Kadına yönelik şiddet ve cinayetler, Türkiye’nin dört bir yanında yaygın bir sorun haline geldi. Dijital anıt platformu “Anıt Sayaç”ın 16 Ekim verilerine göre, 2024 yılının başından bu yana Türkiye’de 319 kadın cinayet kurbanı oldu. Bu veriler, yaşanan vahşetin boyutlarını bir kez daha gözler önüne seriyor.
Küresel Boyutta Kadına Yönelik Şiddet
Türkiye’de yaşanan bu acı olaylar, dünya genelindeki tabloyla da örtüşüyor.
Birleşmiş Milletler Uyuşturucu ve Suç Ofisi tarafından Kasım 2023’te yayımlanan rapora göre, 2022 yılında dünya genelinde yaklaşık 89 bin kadın ve kız çocuğu kasıtlı olarak öldürüldü.
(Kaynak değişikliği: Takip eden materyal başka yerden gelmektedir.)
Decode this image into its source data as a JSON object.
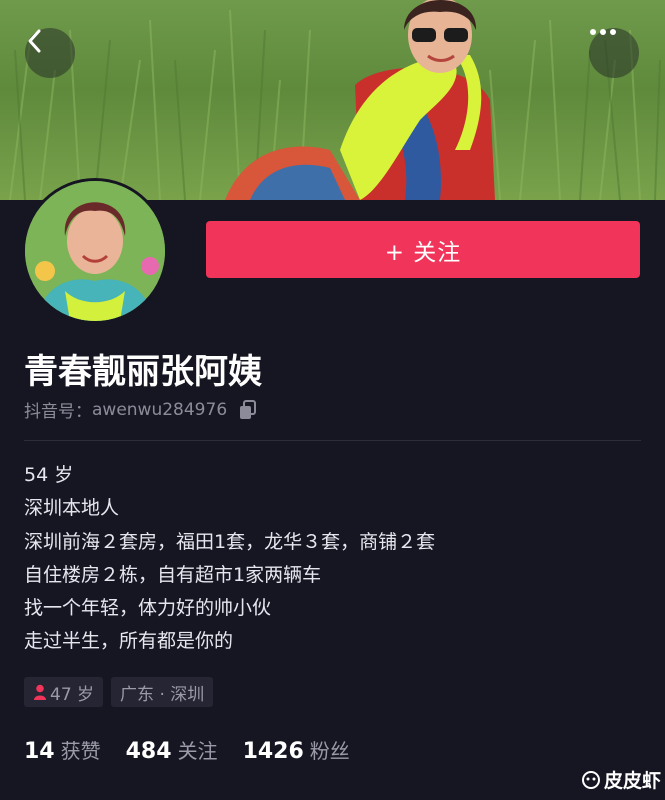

Bu rakam, son 20 yılın en yüksek cinayet oranını temsil ediyor ve kadına yönelik şiddetin küresel boyutlardaki ciddiyetini gözler önüne seriyor.
Sonuç
Kadına yönelik şiddet ve cinayetlerin artışı, sadece bireysel trajediler değil, toplumun genelini etkileyen derin bir yara haline gelmiş durumda.
Bu sorunla mücadele etmek, toplumsal farkındalığın artırılması ve hukuki önlemlerin güçlendirilmesi ile mümkün olabilir.
Kadınların ve çocukların güvenliğini sağlamak, sadece Türkiye’nin değil, tüm dünyanın ortak sorumluluğudur.